Los deberes morales del hombre y del ciudadano se desdibujan en estos tiempos de crisis
Las buenas costumbres son resultado de un largo proceso de mejoramiento social y cultural. Naturalmente, cada región tendrá particularidades y habrá razones históricas y tradiciones que justifiquen actitudes y comportamientos.

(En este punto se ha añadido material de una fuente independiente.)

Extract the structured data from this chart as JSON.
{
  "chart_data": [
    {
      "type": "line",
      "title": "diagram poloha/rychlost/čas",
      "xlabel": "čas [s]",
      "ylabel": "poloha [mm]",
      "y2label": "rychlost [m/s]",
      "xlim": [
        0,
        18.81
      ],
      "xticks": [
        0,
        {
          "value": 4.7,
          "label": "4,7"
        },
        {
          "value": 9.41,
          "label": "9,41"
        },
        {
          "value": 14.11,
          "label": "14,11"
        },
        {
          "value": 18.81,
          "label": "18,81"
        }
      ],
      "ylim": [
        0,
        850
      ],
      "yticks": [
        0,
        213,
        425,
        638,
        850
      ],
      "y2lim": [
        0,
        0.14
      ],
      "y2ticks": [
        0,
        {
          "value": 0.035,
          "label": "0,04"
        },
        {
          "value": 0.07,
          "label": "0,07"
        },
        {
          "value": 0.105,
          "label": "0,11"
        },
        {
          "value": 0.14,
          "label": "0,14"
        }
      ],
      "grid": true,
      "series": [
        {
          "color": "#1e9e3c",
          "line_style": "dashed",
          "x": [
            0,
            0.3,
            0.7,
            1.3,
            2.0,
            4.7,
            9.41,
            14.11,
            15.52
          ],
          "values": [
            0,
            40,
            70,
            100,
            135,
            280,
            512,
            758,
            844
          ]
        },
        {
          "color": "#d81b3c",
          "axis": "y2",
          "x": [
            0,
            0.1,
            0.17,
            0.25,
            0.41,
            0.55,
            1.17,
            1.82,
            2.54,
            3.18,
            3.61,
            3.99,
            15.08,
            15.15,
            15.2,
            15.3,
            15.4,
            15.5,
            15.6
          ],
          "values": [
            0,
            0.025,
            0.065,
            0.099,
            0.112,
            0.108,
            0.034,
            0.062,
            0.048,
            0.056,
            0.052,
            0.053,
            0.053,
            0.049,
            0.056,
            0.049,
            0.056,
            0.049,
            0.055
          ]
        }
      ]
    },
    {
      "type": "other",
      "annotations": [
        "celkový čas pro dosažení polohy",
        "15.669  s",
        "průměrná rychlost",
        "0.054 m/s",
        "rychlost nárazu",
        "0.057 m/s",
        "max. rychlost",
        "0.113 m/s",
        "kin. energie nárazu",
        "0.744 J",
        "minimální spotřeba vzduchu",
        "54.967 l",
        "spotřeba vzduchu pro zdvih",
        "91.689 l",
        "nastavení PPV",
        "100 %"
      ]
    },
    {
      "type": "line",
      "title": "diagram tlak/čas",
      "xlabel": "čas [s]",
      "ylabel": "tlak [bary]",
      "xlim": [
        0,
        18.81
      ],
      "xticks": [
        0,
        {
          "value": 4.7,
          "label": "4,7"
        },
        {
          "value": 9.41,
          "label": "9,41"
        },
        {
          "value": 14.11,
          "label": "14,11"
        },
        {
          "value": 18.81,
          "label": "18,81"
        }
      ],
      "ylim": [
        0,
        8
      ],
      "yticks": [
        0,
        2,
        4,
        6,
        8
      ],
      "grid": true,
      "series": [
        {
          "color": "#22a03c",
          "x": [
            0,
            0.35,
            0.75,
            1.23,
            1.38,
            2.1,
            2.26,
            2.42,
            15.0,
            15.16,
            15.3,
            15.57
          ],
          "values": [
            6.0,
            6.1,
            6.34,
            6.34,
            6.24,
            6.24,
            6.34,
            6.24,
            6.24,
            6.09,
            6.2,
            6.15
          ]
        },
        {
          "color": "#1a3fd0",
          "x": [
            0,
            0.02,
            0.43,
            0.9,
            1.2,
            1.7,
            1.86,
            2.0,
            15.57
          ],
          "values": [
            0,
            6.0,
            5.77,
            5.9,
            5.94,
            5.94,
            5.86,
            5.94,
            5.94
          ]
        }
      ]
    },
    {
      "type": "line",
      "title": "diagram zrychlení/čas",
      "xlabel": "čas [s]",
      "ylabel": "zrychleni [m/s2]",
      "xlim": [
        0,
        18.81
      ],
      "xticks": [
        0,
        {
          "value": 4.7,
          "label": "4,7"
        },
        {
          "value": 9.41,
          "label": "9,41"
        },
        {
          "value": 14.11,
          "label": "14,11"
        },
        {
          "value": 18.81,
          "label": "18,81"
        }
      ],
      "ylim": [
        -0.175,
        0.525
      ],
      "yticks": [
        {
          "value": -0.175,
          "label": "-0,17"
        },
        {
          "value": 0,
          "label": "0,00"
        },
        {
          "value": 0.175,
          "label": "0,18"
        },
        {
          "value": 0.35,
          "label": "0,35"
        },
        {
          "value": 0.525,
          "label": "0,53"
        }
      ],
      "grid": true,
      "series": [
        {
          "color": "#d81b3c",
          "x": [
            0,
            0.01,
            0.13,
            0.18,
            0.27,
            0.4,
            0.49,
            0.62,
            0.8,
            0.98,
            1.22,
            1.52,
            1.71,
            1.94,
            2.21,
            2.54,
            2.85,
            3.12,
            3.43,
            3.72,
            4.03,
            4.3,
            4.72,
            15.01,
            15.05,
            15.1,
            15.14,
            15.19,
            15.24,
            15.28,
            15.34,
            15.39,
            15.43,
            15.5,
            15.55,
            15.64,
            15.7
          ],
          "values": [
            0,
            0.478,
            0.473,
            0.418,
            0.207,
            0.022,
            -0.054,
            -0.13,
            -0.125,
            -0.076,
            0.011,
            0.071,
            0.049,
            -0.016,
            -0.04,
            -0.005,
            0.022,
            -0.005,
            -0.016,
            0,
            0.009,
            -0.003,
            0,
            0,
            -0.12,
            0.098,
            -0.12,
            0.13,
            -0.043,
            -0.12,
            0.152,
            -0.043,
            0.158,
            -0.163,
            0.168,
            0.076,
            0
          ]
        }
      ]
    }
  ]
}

Así las cosas, encontraremos buenas costumbres en comunidades menos favorecidas por la riqueza material o algunas que conservan credos y desdoblan conductas ancestrales que, a simple vista, pudieran parecernos primitivas. Lo importante es plantear las relaciones humanas en términos que aseguren sana convivencia y buena educación reflejada en todas las facetas de la vida, tanto como valores compartidos por el universo social. Y ello porque como suele admitirse sin reparos, sin el conocimiento y la práctica de normas que la moral prescribe, no puede haber paz ni felicidad entre los hombres.
La buena educación es igualmente consecuencia de un entorno social propicio a las sanas costumbres, a la decencia y moderación que caracterizan al hombre civilizado.
No sólo la educación en el seno de la familia y en las primeras letras, sino el ejemplo que proviene de quienes ejercen la función pública, tendrán su influjo en el comportamiento de los ciudadanos.
Verdadero Magistrado
Los buenos modales y el lenguaje recatado, aunados a la sobriedad, templanza, discreción y prudencia en el obrar, resaltarán la dignidad de un verdadero Magistrado. Un Magistrado que por antonomasia debe ser tolerante y comprensivo ante las humanas diferencias que entraña la vida en sociedad.
La urbanidad -nos dice el Manual de Carreño-, es virtud o expresión de virtud; reflejo exterior de realidades interiores, intención genuina de integrarse afirmativamente en la vida ciudadana, convertida en hechos que van mucho más allá de las meras palabras. Algo que en Venezuela se viene perdiendo al compás de los malos ejemplos, de los abusos y desplantes a la ética de la función pública y de la cómplice complacencia de unos cuantos validos de la riqueza fácil. Hasta los deberes morales del hombre y del ciudadano se desdibujan en estos tiempos de crisis.
Emerge pues el rostro deshumanizado de una sociedad que pierde la verdadera noción de obligaciones para con Dios y la Patria, para con nuestros semejantes y para con nosotros mismos.
Y lo peor de todo es que las escuálidas expresiones de conciencia social, amenazan caer en una suerte de resignación impotente, como diría Pocaterra de aquella Venezuela de la decadencia, que creímos superada.